Cognitive Dissonanz oder auch Das Internet von vorvorgestern
Am Freitag war ich auf einem Podium in Mainz mit Teilnehmern vom Jurassic Park Broadcasting ZDF bis zu Julius Endert von Blinkenlichten, der die Zukunft des Fernsehens nicht nur im Internet sieht, sondern auch gestalten will. Und das Ganze fühlte sich ein wenig wie eine Zeitschleife an, denn die gleiche Debatte hätte man 2001 nicht nur führen können, sondern man hat sie auch schon geführt. 2002 hatte ich das Vergnügen, eine Veranstaltung zum Thema mobile content zu moderieren, und es ist schon etwas erschreckend, ein paar Jahre später die gleichen Ideen neu verpackt als neuesten heissen Scheiss präsentiert zu bekommen, inclusive der weitgehenden Ausklammerung der Refinanzierungsfrage, aber mit jungen Mädchen, die von Zeitungen ohne Einweisung mit der Filmkamera rausgeschickt werden. Und anderen, die glauben, dass Handyjournalismus das nächste tolle Ding ist.

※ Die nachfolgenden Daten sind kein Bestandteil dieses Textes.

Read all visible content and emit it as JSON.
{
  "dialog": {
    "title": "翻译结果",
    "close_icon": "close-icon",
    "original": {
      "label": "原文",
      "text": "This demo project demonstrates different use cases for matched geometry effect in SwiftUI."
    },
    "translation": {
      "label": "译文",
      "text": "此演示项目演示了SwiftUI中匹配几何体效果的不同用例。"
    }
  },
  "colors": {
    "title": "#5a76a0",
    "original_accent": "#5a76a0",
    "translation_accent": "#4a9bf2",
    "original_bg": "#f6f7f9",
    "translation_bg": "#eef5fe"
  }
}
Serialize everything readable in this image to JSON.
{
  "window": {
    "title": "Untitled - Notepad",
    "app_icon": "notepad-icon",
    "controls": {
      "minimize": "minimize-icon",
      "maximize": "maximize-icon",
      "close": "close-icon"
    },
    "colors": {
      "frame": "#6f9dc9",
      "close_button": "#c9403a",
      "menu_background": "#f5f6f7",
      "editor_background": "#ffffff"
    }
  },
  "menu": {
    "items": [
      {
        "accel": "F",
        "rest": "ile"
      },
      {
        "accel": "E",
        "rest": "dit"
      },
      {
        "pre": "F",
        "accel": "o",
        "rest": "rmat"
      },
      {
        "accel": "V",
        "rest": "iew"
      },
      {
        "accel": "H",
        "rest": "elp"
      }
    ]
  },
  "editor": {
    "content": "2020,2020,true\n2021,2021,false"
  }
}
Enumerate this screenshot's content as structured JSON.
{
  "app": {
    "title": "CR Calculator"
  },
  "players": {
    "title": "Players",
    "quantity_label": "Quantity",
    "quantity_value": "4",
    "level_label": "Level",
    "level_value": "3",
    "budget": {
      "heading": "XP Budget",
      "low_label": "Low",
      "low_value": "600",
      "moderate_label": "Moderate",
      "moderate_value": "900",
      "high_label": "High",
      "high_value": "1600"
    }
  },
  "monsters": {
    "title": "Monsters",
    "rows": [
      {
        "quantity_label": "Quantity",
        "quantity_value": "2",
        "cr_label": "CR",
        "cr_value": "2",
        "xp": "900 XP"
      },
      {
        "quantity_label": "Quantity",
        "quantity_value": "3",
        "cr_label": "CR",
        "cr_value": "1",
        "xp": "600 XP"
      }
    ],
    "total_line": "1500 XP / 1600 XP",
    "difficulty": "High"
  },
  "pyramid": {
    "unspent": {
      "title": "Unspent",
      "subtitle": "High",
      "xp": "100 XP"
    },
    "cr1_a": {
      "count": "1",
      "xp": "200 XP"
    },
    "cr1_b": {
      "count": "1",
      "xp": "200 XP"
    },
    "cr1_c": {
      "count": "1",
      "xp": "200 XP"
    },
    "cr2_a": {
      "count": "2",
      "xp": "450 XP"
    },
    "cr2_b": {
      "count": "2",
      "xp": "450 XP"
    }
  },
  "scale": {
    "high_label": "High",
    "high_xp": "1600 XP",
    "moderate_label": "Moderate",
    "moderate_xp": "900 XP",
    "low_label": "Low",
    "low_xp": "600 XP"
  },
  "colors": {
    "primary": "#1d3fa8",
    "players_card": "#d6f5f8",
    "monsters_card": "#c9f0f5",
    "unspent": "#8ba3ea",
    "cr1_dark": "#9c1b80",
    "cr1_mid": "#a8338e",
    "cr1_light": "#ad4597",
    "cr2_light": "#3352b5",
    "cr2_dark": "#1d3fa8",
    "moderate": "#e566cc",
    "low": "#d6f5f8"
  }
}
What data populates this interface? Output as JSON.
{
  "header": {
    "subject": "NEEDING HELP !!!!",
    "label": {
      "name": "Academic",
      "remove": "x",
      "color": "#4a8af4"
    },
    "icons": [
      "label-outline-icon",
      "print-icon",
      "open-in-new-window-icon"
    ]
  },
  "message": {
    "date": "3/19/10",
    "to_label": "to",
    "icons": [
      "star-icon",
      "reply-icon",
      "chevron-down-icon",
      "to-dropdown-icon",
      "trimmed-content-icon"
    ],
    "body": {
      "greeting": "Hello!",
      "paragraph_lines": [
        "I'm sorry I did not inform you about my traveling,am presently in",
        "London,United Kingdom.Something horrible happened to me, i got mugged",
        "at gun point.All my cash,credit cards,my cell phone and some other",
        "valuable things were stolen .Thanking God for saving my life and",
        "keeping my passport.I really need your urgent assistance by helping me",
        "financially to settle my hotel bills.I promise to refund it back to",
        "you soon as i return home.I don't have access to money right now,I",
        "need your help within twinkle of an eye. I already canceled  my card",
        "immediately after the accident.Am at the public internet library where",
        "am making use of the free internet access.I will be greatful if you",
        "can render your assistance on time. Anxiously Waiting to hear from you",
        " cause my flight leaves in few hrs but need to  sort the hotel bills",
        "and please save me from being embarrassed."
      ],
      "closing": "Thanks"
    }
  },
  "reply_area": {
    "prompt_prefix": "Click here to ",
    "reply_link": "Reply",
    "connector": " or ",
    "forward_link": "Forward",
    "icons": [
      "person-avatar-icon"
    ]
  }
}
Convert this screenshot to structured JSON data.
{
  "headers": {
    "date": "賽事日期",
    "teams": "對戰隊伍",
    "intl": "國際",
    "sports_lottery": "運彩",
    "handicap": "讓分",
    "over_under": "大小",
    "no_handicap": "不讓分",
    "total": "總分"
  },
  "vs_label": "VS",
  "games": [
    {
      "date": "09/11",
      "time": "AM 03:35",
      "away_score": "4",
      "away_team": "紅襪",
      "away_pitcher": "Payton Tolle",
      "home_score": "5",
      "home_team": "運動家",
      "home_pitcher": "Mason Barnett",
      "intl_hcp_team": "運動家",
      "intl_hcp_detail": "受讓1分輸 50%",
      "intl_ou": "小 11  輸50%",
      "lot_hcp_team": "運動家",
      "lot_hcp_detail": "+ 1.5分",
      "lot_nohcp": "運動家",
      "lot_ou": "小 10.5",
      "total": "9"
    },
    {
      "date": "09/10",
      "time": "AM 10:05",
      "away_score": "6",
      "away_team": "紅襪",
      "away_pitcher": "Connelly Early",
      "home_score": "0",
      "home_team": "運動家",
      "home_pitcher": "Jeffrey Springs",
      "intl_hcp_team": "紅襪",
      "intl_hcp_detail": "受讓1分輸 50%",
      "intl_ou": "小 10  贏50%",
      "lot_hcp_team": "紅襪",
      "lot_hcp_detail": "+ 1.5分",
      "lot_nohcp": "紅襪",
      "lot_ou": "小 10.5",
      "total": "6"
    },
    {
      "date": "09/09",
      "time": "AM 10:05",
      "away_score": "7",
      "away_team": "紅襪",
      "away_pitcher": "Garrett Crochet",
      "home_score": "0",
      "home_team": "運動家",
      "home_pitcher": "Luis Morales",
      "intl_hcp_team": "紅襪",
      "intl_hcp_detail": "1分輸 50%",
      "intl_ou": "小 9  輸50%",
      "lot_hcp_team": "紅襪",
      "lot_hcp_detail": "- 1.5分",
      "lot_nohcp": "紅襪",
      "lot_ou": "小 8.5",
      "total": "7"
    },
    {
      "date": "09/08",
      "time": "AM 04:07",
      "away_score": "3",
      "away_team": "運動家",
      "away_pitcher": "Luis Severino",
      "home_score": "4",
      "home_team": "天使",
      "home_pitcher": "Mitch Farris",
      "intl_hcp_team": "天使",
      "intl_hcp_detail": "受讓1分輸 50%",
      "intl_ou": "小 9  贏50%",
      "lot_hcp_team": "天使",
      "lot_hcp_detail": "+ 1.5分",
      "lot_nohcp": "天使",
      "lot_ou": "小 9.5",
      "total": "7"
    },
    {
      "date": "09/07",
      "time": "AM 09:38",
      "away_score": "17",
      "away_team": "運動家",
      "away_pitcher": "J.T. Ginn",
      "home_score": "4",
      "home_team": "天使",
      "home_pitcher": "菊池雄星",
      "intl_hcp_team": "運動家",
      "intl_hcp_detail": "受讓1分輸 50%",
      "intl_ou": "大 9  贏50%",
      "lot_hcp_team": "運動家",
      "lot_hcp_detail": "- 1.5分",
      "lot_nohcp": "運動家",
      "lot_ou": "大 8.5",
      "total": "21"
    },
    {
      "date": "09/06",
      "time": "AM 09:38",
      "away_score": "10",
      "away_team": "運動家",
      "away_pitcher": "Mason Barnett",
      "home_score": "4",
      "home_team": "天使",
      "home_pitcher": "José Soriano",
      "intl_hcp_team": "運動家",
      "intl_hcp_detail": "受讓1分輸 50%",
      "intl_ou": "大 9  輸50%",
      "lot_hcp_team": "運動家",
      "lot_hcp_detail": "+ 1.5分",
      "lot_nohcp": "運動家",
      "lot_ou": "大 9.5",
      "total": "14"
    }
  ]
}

Es spricht wenig dagegen, schon mehrfach gescheiterte Konzepte neu aufzugreifen nach dem Motto “Millionen mussten auch erst mal sterben, bis man endlich von der Kanonenkugel endlich bei der Atombombe war”. Was mich aber schon etwas verwundert, ist die mitunter geschichtsklitternde Ignoranz beim Ausrufen neuer Trends ohne Rücksicht auf Erfahrungswerte. Angereichert mit einer Technikgläubigkeit, die 10 Megapixel einer Kamera mit einem guten Bild gleichsetzt. Die in “All Platform Journalists” ein Modell für eine Zukunft sieht, ohne auch nur einen Gedanken an die Untauglichkeit aller Plattformen für jeden beliebigen Inhalt zu verschwenden. Ãœberhaupt: Das Internet als Allheilmittel im Streit der Kanäle untereinander, als müsste etwas nur online sein, und die Sache wäre gut. Man kann wieder prima anderthalb Stunden über Medien im Web2.0 reden, ohne die Frage der Qualität der Berichterstattung, Glaubwürdigkeit oder gar Relevanz von Information anzusprechen oder dem zu machen, was es ist: Die in letzter Instanz absolut entscheidende Frage.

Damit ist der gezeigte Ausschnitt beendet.